I have a large file that has one field of text. The text includes a description. part of that description includes someones name and ID number. I'm trying to remove that information from the description to result in a generic description.
I think RegEx is the answer, but I'm finding this a little too complicated for me.
Here's a sample of what some of my data looks like and what my desired stripped description would be
Workflow Workflow Initiated Template Auto Selected |
Edits for Preliminary Bill created Edits for Preliminary Bill created
|
Review/Approval Request Email sent to Assigned Approver MS BINDY (P0018670)
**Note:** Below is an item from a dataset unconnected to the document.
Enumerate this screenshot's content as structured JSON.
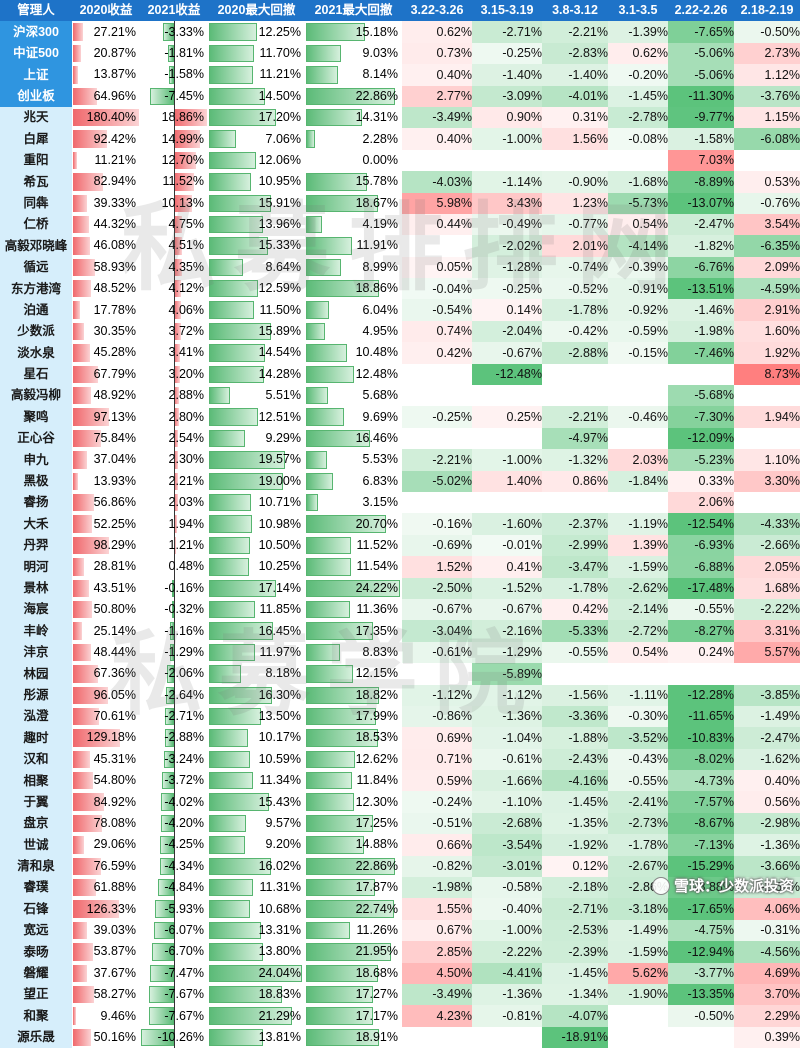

Review/Approval Request Email sent
I'm trying to remove the text after either of the words (to|by) up through and including the close paren after the ID. (I'm also going to want to remove the numeric after the word "Workflow" if it exists.) I substituted Ms Bindy for the name...it's not always going to be me.
My approach so far is to use Reg Ex with named and unnamed groups, but I'm not having great success.
Solved! Go to Solution.
Hi @MsBindy,
I also used groups, but rather than try to do it all at once, I used a pair of Regex_REPLACE:
REGEX_Replace( REGEX_Replace([fld1], "(.*\<workflow\>) [0-9]+(.*)", "$1$2"), "(.*) (\<to\>|\<by\>) (.*)(\))(.*)", "$1$5")
The inner one removes the numeric if it's there; the outer handles the to/by piece.
Hope that helps!
John
That's great! I'll have to study that this afternoon. I ran it though my data and have to make a few tweaks. The part where the number after the word 'workflow' is stripped out can be a number with a comma in it, and the replace didn't handle that quite right. And I found another place in some of the data where I need to strip something out.
But, this gets me 95% there, and you saved me at least a day of trial and error! Thank you!